Feb 7 (Reuters) - German industrial production fell more than expected in December, the federal statistics office said on Wednesday, marking the seventh monthly decline in a row and highlighting weakness in the backbone of Europe's largest economy.

Industrial production fell in December by 1.6% compared with the previous month. Analysts polled by Reuters had predicted a 0.4% fall.

The seventh consecutive monthly fall in German industrial output in December confirms that industry remains a significant drag on growth, Capital Economics' senior Europe economist Franziska Palmas said.

"High energy costs and weak domestic and external demand will cause German industrial output to decline further in 2024," Palmas said.

In energy-intensive industries, production fell by 5.8% in December on the month, the office said.

There were particularly strong declines in the important chemical industry, with production falling by 7.6% on the month, and in construction, with a 3.4% decline.
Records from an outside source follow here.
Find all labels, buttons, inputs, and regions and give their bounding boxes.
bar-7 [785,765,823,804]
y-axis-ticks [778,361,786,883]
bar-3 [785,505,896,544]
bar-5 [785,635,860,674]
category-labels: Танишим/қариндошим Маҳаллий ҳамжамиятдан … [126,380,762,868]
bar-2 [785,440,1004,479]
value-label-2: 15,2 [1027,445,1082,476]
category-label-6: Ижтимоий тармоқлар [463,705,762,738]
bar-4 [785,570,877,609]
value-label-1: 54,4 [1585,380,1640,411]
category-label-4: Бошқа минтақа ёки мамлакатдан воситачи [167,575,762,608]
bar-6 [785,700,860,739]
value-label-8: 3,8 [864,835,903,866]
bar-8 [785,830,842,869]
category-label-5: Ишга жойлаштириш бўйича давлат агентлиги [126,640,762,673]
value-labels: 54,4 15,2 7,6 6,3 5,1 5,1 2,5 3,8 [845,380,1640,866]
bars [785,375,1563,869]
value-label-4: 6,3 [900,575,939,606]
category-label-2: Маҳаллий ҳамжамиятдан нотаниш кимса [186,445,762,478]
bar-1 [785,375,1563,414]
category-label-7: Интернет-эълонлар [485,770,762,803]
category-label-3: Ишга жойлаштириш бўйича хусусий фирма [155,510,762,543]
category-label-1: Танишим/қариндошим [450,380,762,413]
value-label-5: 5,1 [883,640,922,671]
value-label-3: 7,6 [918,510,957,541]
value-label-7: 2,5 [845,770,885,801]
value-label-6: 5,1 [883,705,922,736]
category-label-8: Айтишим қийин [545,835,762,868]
Production also fell in many other sectors, albeit less sharply, the statistics office said.

However, the 4.0% increase in production in the automotive industry had a positive effect on the overall result.

"The sharp drop in both exports and imports, as well as today's industrial production, not only illustrates the weakness of the German economy's backbone but also increases the risk of a downward revision of fourth-quarter GDP growth," said Carsten Brzeski, global head of macro at ING.

Gross domestic product contracted by 0.3% in the fourth quarter compared to the previous quarter, prompting economists to warn of another recession.

In the last quarter of the year, a less volatile figure, industrial production fell 1.8% compared to the three months before.

In November, production fell by 0.2% compared to October, after the preliminary results were revised up from a 0.7% drop.

In 2023 as a whole, production was 1.5% lower than in 2022 after calendar adjustment.

German industrial orders unexpectedly jumped by 8.9% in December, posting their highest month-on-month increase in more than three years, driven by "an exceptionally" high number of aircraft orders, the federal statistics office said on Tuesday.

The lack of orders in manufacturing is increasingly becoming a burden on the German economy, the Ifo Institute said on Monday, and economists warned that Tuesday's data did not change that.